“O Zé Claudio e a Maria foram defensores dos direitos humanos e da floresta”. É desse modo que Claudelice Santos, coordenadora do Instituto Zé Claudio e Maria, se refere ao irmão José Claudio Ribeiro da Silva e à cunhada Maria do Espírito Santo da Silva, ambos assassinados no dia 21 de maio de 2011 dentro do assentamento agroextrativista Praialta-Pinheira, em Nova Ipixuna, sudoeste do Pará. O casal de agricultores foi morto a tiros em uma emboscada a oito quilômetros de casa. As suspeitas são de que o crime tenha sido encomendado por madeireiros incomodados com as constantes denúncias feitas por Zé Cláudio e Maria sobre a extração ilegal de madeira e a grilagem de terras públicas da região.
Apesar da dor e da saudade, 10 anos após o crime, a luta dos ativistas segue forte e renovada através da “Romaria dos Mártires da Floresta”. Um evento anual organizado coletivamente por movimentos e organizações sociais que fazem questão de celebrar a vida e memória de Zé Claudio e Maria.
Segundo Claudelice, logo nos anos seguintes à morte do casal foram realizados atos públicos nos quais prevalecia o tom de indignação e de cobrança por investigações pelo assassinato. No entanto, conforme ela conta, com o passar do tempo, os grupos responsáveis pela organização dos atos sentiram a necessidade de transformar a data em momento também de esperança. Claudelice recorda que Zé Claudio e Maria eram católicos e que a fé sempre esteve presente na luta dos dois em defesa da floresta e dos diretos humanos. Por isso, em 2016, surge a ideia de realizar as romarias dos mártires.
“Muita gente pergunta: ‘Por que romaria se eles não eram santos?’. De fato eles não eram. E a nossa pretensão não é torná-los santos, mas sim levar para sempre a mensagem de fé, esperança e amor que eles tinham. Não deixar isso cair no esquecimento e honrar essa memória, essa visão de fé, esperança e amor pela natureza, pelo outro, pela humanidade” explica a irmã de Zé Claudio.

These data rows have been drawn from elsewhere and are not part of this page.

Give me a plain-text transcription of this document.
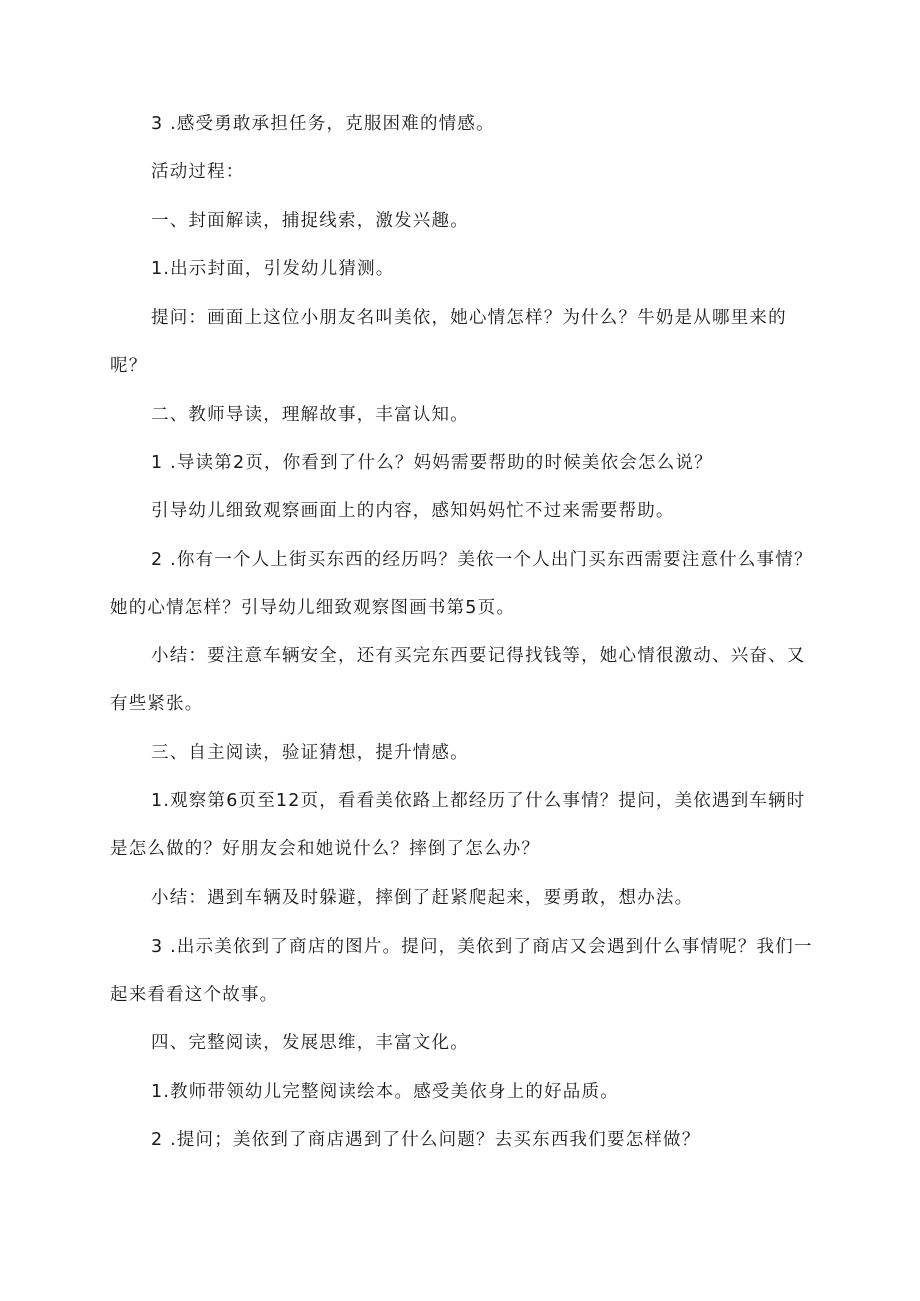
3 .感受勇敢承担任务，克服困难的情感。

活动过程：

一、封面解读，捕捉线索，激发兴趣。

1.出示封面，引发幼儿猜测。

提问：画面上这位小朋友名叫美依，她心情怎样？为什么？牛奶是从哪里来的呢？

二、教师导读，理解故事，丰富认知。

1 .导读第2页，你看到了什么？妈妈需要帮助的时候美依会怎么说？

引导幼儿细致观察画面上的内容，感知妈妈忙不过来需要帮助。

2 .你有一个人上街买东西的经历吗？美依一个人出门买东西需要注意什么事情？她的心情怎样？引导幼儿细致观察图画书第5页。

小结：要注意车辆安全，还有买完东西要记得找钱等，她心情很激动、兴奋、又有些紧张。

三、自主阅读，验证猜想，提升情感。

1.观察第6页至12页，看看美依路上都经历了什么事情？提问，美依遇到车辆时是怎么做的？好朋友会和她说什么？摔倒了怎么办？

小结：遇到车辆及时躲避，摔倒了赶紧爬起来，要勇敢，想办法。

3 .出示美依到了商店的图片。提问，美依到了商店又会遇到什么事情呢？我们一起来看看这个故事。

四、完整阅读，发展思维，丰富文化。

1.教师带领幼儿完整阅读绘本。感受美依身上的好品质。

2 .提问；美依到了商店遇到了什么问题？去买东西我们要怎样做？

Segundo a coordenadora do Instituto Zé Claudio e Maria, a romaria saía do local onde ocorreu o crime até a casa onde o casal vivia. O ato de dois dias era encerrado aos pés da “majestade” que permanece até hoje no lote. Majestade é o apelido dado às enormes castanheiras típicas da região amazônica e quase extintas no sudeste e sul do Pará. As primeiras edições da romaria atraíam centenas de participantes de todo o estado.
Contudo, devido a pandemia de Covid-19, desde 2020 o evento teve que ser adaptado para o ambiente virtual. Neste ano, em sua sexta edição, a programação conta com inovações como lives de rodas de conversa, webinarios e um podcast especial que rememora o legado deixado por Maria e Zé Claudio. As atividades começaram no dia 20 de maio e seguem até o dia seis de junho. Apesar das mudanças, Claudenice garante que o espírito da Romaria permanece o mesmo.
“Não perder o esperançar! Era isso que Zé Claudio e Maria falavam. Não perder a fé de que teremos dias melhores, que conseguiremos manter nossas florestas, nossos rios. Que conseguiremos manter nossos povos com direitos e dignidade. Mas para isso, é preciso ter a ousadia de continuar lutando. Nós precisamos refletir sobre as formas de violência em que os povos são cometidos e ser ousados nas nossas lutas” conclui.


Impunidade
Além de semear a esperança e celebrar a memória de Zé Claudio e Maria, a “Romaria dos Mártires da Floresta” também tem servido para cobrar justiça das autoridades. Em primeiro lugar porque anos antes do crime, o casal já denunciava amplamente as ameaças de morte que recebiam, tanto em boletins de ocorrência como em entrevistas e depoimentos a veículos de comunicação. Todavia, segundo a irmã de Zé Claudio, nenhuma providência foi tomada pelas autoridades públicas para garantir a segurança dos agricultores e impedir o crime.
Após 10 anos, o mandante do duplo homicídio segue foragido da justiça. Segundo Claudenice, dois executores foram condenados e presos em 2013. Já o mandante, José Rodrigues Moreira, encontra-se foragido desde 2016, quando foi condenado a 60 anos de prisão. Diante da impunidade, movimentos sociais lançaram um manifesto e estão recolhendo assinaturas para cobrar justiça das autoridades públicas estaduais e federais.